Statistique Canada ou l’obscurité

Trop peu, trop vieux, pas vraiment proche des préoccupations sociales du ici-maintenant, des mutations collectives, des régions, des exclus même… les informations qui s’y trouvent confirment malheureusement ce que plusieurs spécialistes de la recherche scientifique et du chiffre avaient soupçonné depuis quelques années : l’actuel gouvernement fédéral a lentement, mais sûrement, jeté un voile obscur sur son département de la quantification du réel et de l’accumulation de données vérifiées et vérifiables portant sur l’activité humaine, sous toutes ses formes, au Canada. Et bien sûr, pendant qu’il reste encore un petit peu de lumière, autant s’en inquiéter.

Soyons clairs : la donnée statistique canadienne n’est pas en voie de disparition, mais elle est de plus en plus en manque de pertinence, comme en témoigne une balade dans les sections thématiques du spécialiste fédéral du chiffre. Là, dans des sections cruciales comme celles liées aux transports, à la culture, aux jeunes, à la consommation, plusieurs enquêtes n’y ont pas été mises à jour depuis des lunes. L’espace statistique intitulé « crime et justice » semble toutefois ne pas avoir été touché avec la même force par ce manque d’intérêt.

L’effet fait suite à la cause orchestrée depuis 2010, et même un peu avant, par l’administration fédérale, qui n’a jamais vraiment caché son animosité envers la science en général et Statistique Canada en particulier. Il y a eu ces coupes dans le budget de l’organisme. Il y a eu ces modifications radicales apportées au formulaire du recensement, qu’il est désormais optionnel plutôt qu’obligatoire de remplir pour les citoyens, avec, à la clef, une qualité de données plus que discutable, ce que ne se gêne pas de faire valoir d’ailleurs le vérificateur général dans un rapport publié en mai dernier. Dans une discrétion plutôt troublante d’ailleurs.

Il écrit, entre autres, que la mise au rencart du formulaire détaillé en 2011 a « réduit la comparabilité des données » avec celles provenant du questionnaire détaillé du recensement de 2006. La mise en perspective, la comparaison — celle qui permet de vérifier dans quel sens tourne le monde, de voir si les choix du passé ont donné les résultats escomptés au présent… —, en devient du coup impossible à réaliser, et ce, bien sûr, quand la tentative de mesure du réel ne laisse simplement pas derrière elle des trous noirs dans lesquels, désormais, chercheurs, politiciens, curieux, journalistes en quête de données ne peuvent plus rien voir.

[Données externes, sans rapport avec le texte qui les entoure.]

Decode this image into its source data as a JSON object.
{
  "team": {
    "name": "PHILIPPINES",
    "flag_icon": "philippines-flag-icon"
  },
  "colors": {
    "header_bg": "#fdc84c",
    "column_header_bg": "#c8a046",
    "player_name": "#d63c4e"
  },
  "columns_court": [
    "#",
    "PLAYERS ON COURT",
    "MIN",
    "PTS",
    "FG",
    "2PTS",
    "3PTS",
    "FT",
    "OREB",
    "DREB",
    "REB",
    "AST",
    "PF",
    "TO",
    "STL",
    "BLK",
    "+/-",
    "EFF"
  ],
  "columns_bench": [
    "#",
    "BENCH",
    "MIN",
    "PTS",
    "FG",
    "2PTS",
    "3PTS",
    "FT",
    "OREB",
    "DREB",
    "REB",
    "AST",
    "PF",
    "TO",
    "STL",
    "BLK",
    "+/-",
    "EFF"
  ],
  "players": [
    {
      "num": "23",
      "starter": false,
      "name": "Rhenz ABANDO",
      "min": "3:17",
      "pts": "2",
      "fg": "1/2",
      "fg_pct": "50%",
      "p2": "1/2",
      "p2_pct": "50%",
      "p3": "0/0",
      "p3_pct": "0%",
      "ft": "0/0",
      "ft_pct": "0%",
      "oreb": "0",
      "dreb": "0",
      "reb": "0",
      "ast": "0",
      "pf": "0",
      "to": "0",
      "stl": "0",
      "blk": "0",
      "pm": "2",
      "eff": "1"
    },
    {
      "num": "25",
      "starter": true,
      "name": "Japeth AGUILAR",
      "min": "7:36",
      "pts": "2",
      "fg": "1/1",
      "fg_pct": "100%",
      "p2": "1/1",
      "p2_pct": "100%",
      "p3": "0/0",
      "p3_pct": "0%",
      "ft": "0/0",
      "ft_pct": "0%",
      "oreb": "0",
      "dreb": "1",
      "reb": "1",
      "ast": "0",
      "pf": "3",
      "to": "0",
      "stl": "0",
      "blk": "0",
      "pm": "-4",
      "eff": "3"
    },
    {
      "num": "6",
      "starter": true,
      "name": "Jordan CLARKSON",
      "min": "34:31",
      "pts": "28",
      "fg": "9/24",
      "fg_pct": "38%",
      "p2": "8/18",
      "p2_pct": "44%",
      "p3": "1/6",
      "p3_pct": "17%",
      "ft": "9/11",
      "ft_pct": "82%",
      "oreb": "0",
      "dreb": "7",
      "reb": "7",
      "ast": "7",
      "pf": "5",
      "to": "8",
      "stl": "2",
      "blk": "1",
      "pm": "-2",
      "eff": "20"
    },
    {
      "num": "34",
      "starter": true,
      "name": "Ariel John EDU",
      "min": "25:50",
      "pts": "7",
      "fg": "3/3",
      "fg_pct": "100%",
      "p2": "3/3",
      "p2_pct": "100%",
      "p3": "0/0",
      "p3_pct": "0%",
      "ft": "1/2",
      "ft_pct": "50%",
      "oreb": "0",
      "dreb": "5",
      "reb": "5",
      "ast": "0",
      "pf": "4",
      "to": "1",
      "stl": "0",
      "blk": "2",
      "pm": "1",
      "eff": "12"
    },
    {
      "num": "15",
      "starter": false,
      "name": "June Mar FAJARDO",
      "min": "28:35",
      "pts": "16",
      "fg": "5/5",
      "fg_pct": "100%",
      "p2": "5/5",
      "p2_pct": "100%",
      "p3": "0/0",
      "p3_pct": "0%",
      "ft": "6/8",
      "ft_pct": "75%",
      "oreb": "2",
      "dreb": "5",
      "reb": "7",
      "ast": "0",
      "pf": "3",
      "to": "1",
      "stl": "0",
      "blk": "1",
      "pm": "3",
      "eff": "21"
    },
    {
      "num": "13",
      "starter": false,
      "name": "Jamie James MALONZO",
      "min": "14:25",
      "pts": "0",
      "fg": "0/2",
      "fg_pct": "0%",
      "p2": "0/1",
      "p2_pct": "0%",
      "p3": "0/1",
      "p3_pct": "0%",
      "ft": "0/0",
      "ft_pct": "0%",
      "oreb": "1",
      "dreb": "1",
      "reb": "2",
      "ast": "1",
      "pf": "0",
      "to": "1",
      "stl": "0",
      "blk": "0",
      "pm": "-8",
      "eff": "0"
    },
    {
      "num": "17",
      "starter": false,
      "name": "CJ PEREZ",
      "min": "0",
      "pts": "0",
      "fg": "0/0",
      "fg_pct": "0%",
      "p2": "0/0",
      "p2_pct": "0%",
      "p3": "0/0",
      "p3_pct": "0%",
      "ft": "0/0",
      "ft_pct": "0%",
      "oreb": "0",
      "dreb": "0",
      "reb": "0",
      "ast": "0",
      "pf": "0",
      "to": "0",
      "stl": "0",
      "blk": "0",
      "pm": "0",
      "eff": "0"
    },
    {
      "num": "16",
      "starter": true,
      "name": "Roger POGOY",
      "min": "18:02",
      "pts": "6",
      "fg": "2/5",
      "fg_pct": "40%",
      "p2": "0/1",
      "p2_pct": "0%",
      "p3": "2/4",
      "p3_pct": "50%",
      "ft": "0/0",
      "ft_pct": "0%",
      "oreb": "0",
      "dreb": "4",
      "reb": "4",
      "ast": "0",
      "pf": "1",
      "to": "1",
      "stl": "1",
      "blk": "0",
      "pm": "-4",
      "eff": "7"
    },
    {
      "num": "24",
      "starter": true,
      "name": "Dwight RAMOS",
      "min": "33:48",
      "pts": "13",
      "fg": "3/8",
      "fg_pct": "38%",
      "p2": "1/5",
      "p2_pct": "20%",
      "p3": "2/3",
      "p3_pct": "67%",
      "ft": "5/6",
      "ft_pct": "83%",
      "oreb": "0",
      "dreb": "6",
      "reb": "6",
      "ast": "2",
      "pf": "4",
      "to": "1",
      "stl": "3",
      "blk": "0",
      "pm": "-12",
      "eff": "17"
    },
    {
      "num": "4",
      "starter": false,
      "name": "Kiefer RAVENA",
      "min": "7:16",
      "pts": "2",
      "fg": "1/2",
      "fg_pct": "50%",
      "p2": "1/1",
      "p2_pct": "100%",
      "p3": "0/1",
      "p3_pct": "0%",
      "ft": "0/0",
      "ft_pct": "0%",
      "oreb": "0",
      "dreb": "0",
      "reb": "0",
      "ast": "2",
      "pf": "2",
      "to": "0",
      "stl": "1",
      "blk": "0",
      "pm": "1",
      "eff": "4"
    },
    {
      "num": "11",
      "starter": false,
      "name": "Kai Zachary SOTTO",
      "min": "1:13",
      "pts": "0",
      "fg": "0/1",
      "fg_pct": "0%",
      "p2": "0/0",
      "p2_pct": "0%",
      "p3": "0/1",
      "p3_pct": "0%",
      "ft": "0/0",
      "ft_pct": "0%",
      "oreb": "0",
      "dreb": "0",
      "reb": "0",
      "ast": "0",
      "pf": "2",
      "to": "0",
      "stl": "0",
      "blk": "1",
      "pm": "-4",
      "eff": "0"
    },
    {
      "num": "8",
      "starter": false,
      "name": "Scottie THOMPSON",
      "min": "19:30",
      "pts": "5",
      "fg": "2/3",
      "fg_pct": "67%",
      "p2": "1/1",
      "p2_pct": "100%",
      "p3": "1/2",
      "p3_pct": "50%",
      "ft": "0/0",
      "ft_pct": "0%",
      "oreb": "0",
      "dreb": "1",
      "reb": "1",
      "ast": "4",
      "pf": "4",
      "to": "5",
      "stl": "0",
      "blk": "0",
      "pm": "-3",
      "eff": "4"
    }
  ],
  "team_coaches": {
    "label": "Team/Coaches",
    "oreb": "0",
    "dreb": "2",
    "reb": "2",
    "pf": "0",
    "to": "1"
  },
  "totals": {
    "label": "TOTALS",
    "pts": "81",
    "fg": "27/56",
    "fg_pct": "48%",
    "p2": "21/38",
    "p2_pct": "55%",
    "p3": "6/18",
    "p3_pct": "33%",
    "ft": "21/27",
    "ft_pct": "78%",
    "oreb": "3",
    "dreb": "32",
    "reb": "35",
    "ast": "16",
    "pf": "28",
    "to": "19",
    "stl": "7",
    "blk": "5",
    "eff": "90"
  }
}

Dans ce nouveau contexte, ces trous ne manquent pas. Selon le vérificateur général, les données du dernier recensement dans « 1128 des 4567 subdivisions de recensement (soit 25 %) » n’ont pas été diffusées « pour des raisons de qualité ». Pis, celles de 686 autres subdivisions de recensement, soit 15 %, n’ont pas été rendues publiques, elles, pour d’autres raisons, notamment la confidentialité. Il s’agissait principalement de petites municipalités dans lesquelles l’échantillon de répondants était trop petit. Du coup, il était un peu trop facile de mettre un nom, une rue, un quartier sur une statistique censée quantifier des tendances, des comportements un petit peu plus collectifs.

 Pour éviter de faire face à la réalité, on ne peut pas imaginer meilleure mécanique, et ce, particulièrement lorsqu’on cherche un intérêt à ce vide statistique. C’est que la donnée d’une enquête sur la fréquentation des espaces culturels, sur les habitudes de consommation des ménages, sur les déplacements intra et extraterritoriaux, appréhendée dans le temps, de manière longitudinale, n’est uniquement une chose imaginée pour faire vibrer des universitaires un peu gris en quête de sens dans l’exiguïté d’un bureau débordant de livres. Que non !

La statistique, c’est aussi elle qui permet de prendre des décisions reposant sur des faits plutôt que sur des émotions. C’est elle qui permet de confronter avec force et rigueur la mascarade, la tentative de manipulation, les dérives et les mauvaises décisions. C’est elle aussi qui empêche de justifier l’injustifiable en déjouant l’impression et les raccourcis, dans l’espace public et politique. Comme ailleurs d’ailleurs.

Ce sont d’ailleurs ces données qui, début juin, ont permis de constater que le fédéral prévoit réduire de 5,4 % ses dépenses en science et technologie pour 2014-2015, indiquait justement, avec une ironie de circonstance, Statistique Canada. Trois quarts de cette enveloppe, soit 7,9 milliards, vont être affectés aux sciences naturelles et au génie, alors que le reste (2,4 milliards) va nourrir les sciences sociales et humaines, et surtout l’état de malnutrition évident d’un pan de la connaissance qui, à la longue, pourrait bien finir par ne plus être en mesure de documenter sa propre agonie. Triste paradoxe.